FES of Flat Earth Society was dé uitgelezen kans om uw dansschoenen uit te testen. In het kort: ‘Boggamasta!’ Zo, en niet anders. Wat een feestelijke big bang bende zeg. U was duidelijk op de hoogte want de zaal was behoorlijk goed gevuld. Ook FES heeft een nieuw album uit en zij kwamen dat op de meest festieve manier mogelijk aan u voorstellen. Een bende zotten, zo bedachten we ons. Een bende ongeregeld die het voor elkaar krijgen om met een vijftiental muzikanten, aangevoerd door David Bovée op gitaar en Peter Vandermeersch met een ronduit spetterend en geweldig concert een streep te trekken onder de tweede festivaldag.

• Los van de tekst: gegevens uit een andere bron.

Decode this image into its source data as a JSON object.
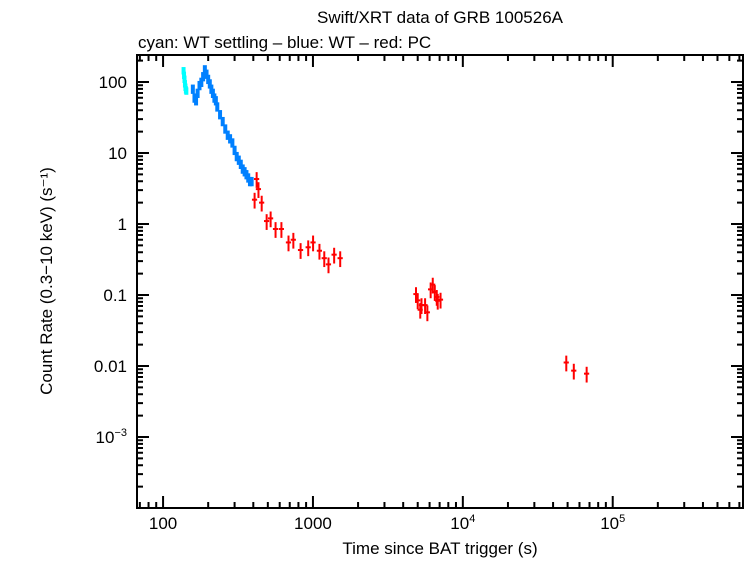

Fééééééést dus. Met heerlijke grooves en wellustig trompetspel (zo herkenden we onder meer Bart Maris en Michel Mast). Kortom: een viering van de jazz, die dan samen met ontelbaar vele andere genres en inspiraties wel helemaal door elkaar geklutst werd. Zappa maakt onmiskenbaar deel uit van het DNA van de groep, maar we hoorden ook streepjes hiphop (MC David Bovée, u moet dat maar eens meemaken), vééél funk, samba killer grooves en een attitude die niets dan zelfverzekerdheid uitstraalde.

De kubistische funk van Tom Waits, de sex drive van Lounge Lizards en Morphine, de trance van Tinariwen en Marokkaanse gnawagrooves, het zat allemaal in dat ronduit unieke universum  dat FES creëerde.  Onwaarschijnlijk straf. De groep had het publiek ook helemaal méé in dat door surrealisme gekenmerkte Boggamasta verhaal. Verder stelden we ook dat vast dat de vocals zodanig gemanipuleerd werden zodanig dat je met toenemende verbazing kennis nam van wat FES voor elkaar kreeg. Verbazend goed. Zodoende kon je eigenlijk alleen maar besluiten dat het een uitstékende keuze was van de organisatie om FES de boel te doen afsluiten vandaag, ook al omdat de connectie met Oostende (en dan meer specifiek Theater Aan Zee) goed in de verf gezet kon worden. Topband, topset.

Benieuwd naar wat de afsluitende festivaldag in petto heeft.